The firm also offers customers the Q-Tran Take Back Initiative, through which clients can mail back a Q-Tran product at its end of life and the company ensures it will be recycled in an environmentally-responsible way.
“We want to avoid things just going into a landfill.” Tremaine said.
But it’s not only the company’s environmental stance that’s driving business; it’s also Q-Tran’s innovations. Since 2019, the company has released a handful of new lighting innovations into the market, including its Micro 5 flexible fixtures in 2021, which allow for a variety of bend options, and are suitable for indoor and outdoor use in wet or dry locations.
They are half the size of existing products in the market, but still provide the same quality of light. In fact, the company won an Illuminating Engineering Society’s Progress Award for the technology.
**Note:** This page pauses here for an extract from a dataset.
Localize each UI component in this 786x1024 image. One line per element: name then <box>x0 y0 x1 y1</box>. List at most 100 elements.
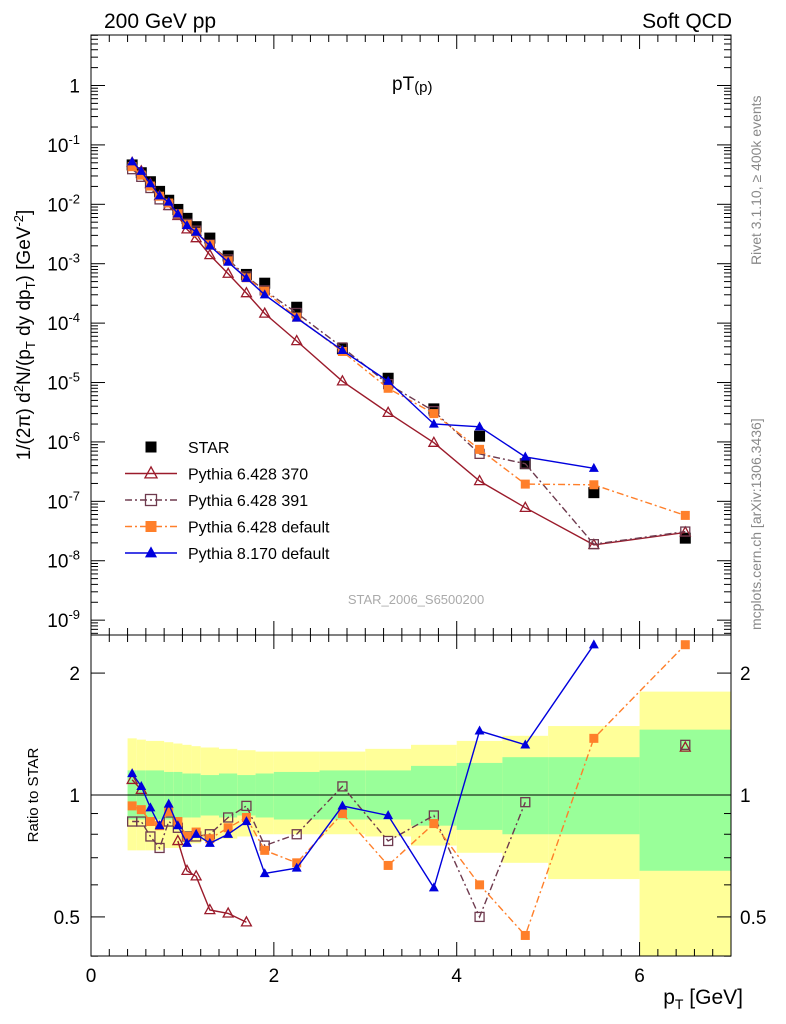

The company also released its Warm Dim LED technology that imitates a wide range of color temperatures. At full power, it provides bright lighting for a task-oriented environment, but when dimmed, creates a warmer, more inviting atmosphere.
Such innovations helped Q-Tran weather a temporary slowdown in business at the outset of the pandemic — as many projects were temporarily halted — but still finished 2020 with revenue up 6 percent.
Over the past four years, the company has averaged a 21 percent revenue increase and is currently on track for $40 million in annual sales.
Both Binch and Tremaine are bullish on the company’s future. They expect to add six new people to their 14-person R&D team to continue to drive innovation. They are also infusing app-based technology to control and automate lighting through both Apple and Android devices.
Binch says one of the company’s next focus areas is hallway lighting for medical and educational facilities.
“There are [collectively] thousands of miles of hallways in hospitals and schools,” Binch said. “And we want to be in that space.”